Check-Rancher
It's a general purpose to monitore Rancher plateform with external monitoring tools like Nagios, Centreon, Shinken, Sensu, etc.
The following program must be called by your monitoring tools and it return the status (nagios status normalization) with human messages and some times perfdatas.
This program called Rancher API to compute the state of your Rancher plateform.
You can use it to monitore the following bloc or your Rancher plateform:
- Certificates expiration: It's check that all your enabled certificates are stil (not expired). You can use argument to specifiy the threshold in days before the certificates expire.
- Hosts state in project: It's check that all your hosts enabled in project are online (active). You need to specify the project name.
- Stack state: It's check that all services enabled on stack work as expected. You need to specify the stack name.
Usage
Global parameters
You need to set the Rancher API informations for all checks.
./check-rancher --rancher-url https://rancher.company.com --rancher-key my-key --rancher-secret my-secret ...
You need to specify the following parameters:
- --rancher-url: It's your rancher URL. If you use
https
with enterprise PKI, you need to add your enterprise CA in the host certificate store.

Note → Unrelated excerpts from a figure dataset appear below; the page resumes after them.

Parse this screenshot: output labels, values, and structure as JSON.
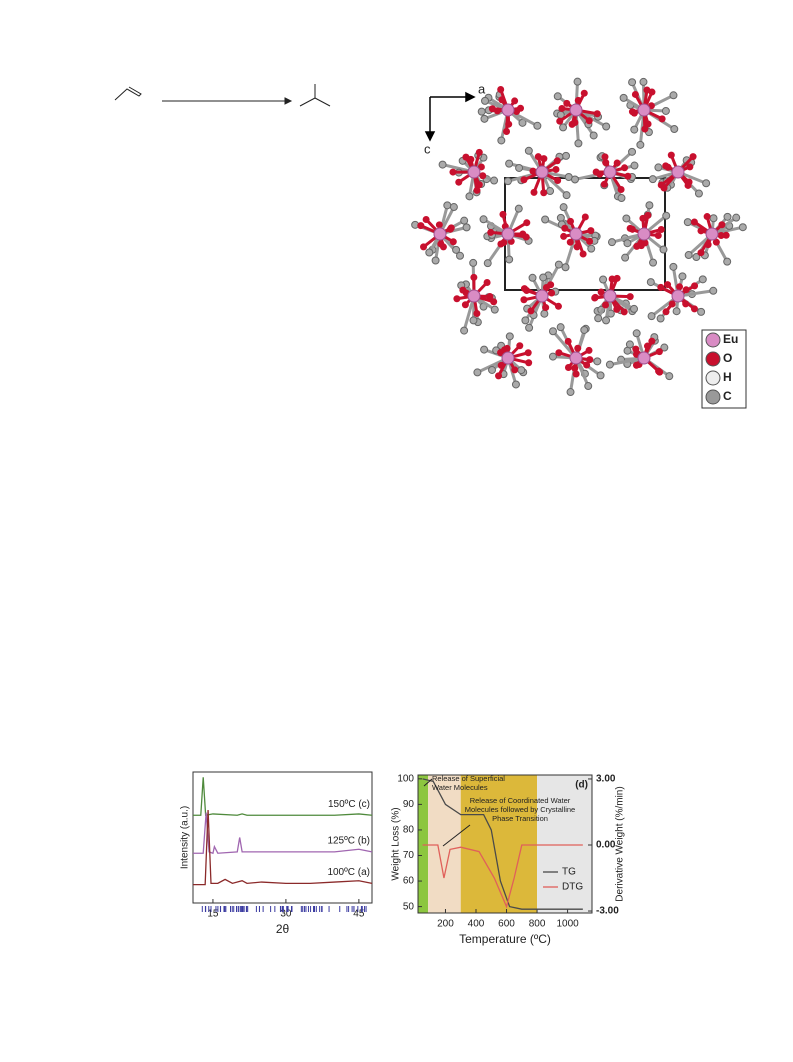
{
  "structure": {
    "axes": [
      "a",
      "c"
    ],
    "legend": [
      "Eu",
      "O",
      "H",
      "C"
    ]
  },
  "chart_data": [
    {
      "type": "line",
      "x_label": "2θ",
      "y_label": "Intensity (a.u.)",
      "xlim": [
        10.9,
        47.7
      ],
      "xticks": [
        15,
        30,
        45
      ],
      "ylim": [
        0,
        100
      ],
      "series": [
        {
          "name": "150ºC (c)",
          "color": "#4f8a3c",
          "x": [
            10.9,
            12.5,
            13,
            13.5,
            15,
            20,
            21,
            22,
            30,
            40,
            45,
            47.7
          ],
          "values": [
            67,
            67,
            96,
            67,
            68,
            67,
            68,
            67,
            67,
            67,
            68,
            67
          ]
        },
        {
          "name": "125ºC (b)",
          "color": "#a066b0",
          "x": [
            10.9,
            13,
            13.6,
            14.2,
            15,
            15.3,
            16,
            20,
            20.5,
            21,
            25,
            30,
            40,
            45,
            47.7
          ],
          "values": [
            38,
            38,
            69,
            39,
            38,
            43,
            38,
            39,
            50,
            39,
            39,
            39,
            39,
            41,
            39
          ]
        },
        {
          "name": "100ºC (a)",
          "color": "#8b2a2a",
          "x": [
            10.9,
            13.4,
            14,
            14.6,
            16,
            17.5,
            19,
            21,
            22,
            25,
            30,
            35,
            40,
            45,
            47.7
          ],
          "values": [
            14,
            14,
            71,
            15,
            15,
            18,
            15,
            17,
            15,
            16,
            15,
            15,
            16,
            17,
            15
          ]
        }
      ]
    },
    {
      "type": "line",
      "title": "(d)",
      "x_label": "Temperature (ºC)",
      "y_label": "Weight Loss (%)",
      "y2_label": "Derivative Weight (%/min)",
      "xlim": [
        20,
        1160
      ],
      "xticks": [
        200,
        400,
        600,
        800,
        1000
      ],
      "ylim": [
        47.5,
        101.5
      ],
      "yticks": [
        50,
        60,
        70,
        80,
        90,
        100
      ],
      "y2lim": [
        -3.09,
        3.18
      ],
      "y2ticks": [
        {
          "value": 3,
          "label": "3.00"
        },
        {
          "value": 0,
          "label": "0.00"
        },
        {
          "value": -3,
          "label": "-3.00"
        }
      ],
      "regions": [
        {
          "range": [
            20,
            86
          ],
          "color": "#8cc63f"
        },
        {
          "range": [
            86,
            300
          ],
          "color": "#f1dcc4"
        },
        {
          "range": [
            300,
            800
          ],
          "color": "#dcb83a"
        },
        {
          "range": [
            800,
            1160
          ],
          "color": "#e6e6e6"
        }
      ],
      "annotations": [
        [
          "Release of Superficial",
          "Water Molecules"
        ],
        [
          "Release of Coordinated Water",
          "Molecules followed by Crystalline",
          "Phase  Transition"
        ]
      ],
      "legend": "right",
      "series": [
        {
          "name": "TG",
          "color": "#4a4a4a",
          "x": [
            50,
            120,
            200,
            300,
            450,
            500,
            560,
            620,
            700,
            1100
          ],
          "values": [
            100,
            99,
            90,
            86,
            86,
            80,
            60,
            50,
            49,
            49
          ]
        },
        {
          "name": "DTG",
          "color": "#e0605a",
          "axis": "y2",
          "x": [
            50,
            150,
            190,
            230,
            300,
            420,
            520,
            600,
            650,
            700,
            1100
          ],
          "values": [
            0,
            0,
            -1.5,
            -0.2,
            -0.1,
            -0.3,
            -1.5,
            -2.8,
            -1.5,
            0,
            0
          ]
        }
      ]
    }
  ]
}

- --rancher-key: It's the rancher API key that you have generated from Rancher UI (API -> Keys -> Add Account API Key)
- --rancher-secret: It's the secret associated to your API key.
Check certificates expiration
You need to lauch the following command:
./check-rancher --rancher-url https://rancher.company.com --rancher-key my-key --rancher-secret my-secret check-certificates --warning-days 10
You need to specify the following parameters:
- --warning-days: The number of days before certificate expire. In this exemple, if certificate expire in 8 days, it will return warning.
This check follow this logic:
OK
when there are no certificate
OK
when all certificates are disabled
OK
when all certificates not expired and not yet on threshold in days before to expire
WARNING
when one of the certificates is on the threshold in days before to expire
CRITICAL
when one of the certificates is expired
All certificates that have problem is displayed on messages.
It's return the following perfdata:
- nbActifCertificate: the number of actif certificates
- nbExpiredCertificate: the number of expired certificates
Check hosts states on project
You need to lauch the following command:
./check-rancher --rancher-url https://rancher.company.com --rancher-key my-key --rancher-secret my-secret check-hosts-project --project-name production
You need to specify the following parameters:
- --project-name: The name of your Rancher project that you should to check the hosts state.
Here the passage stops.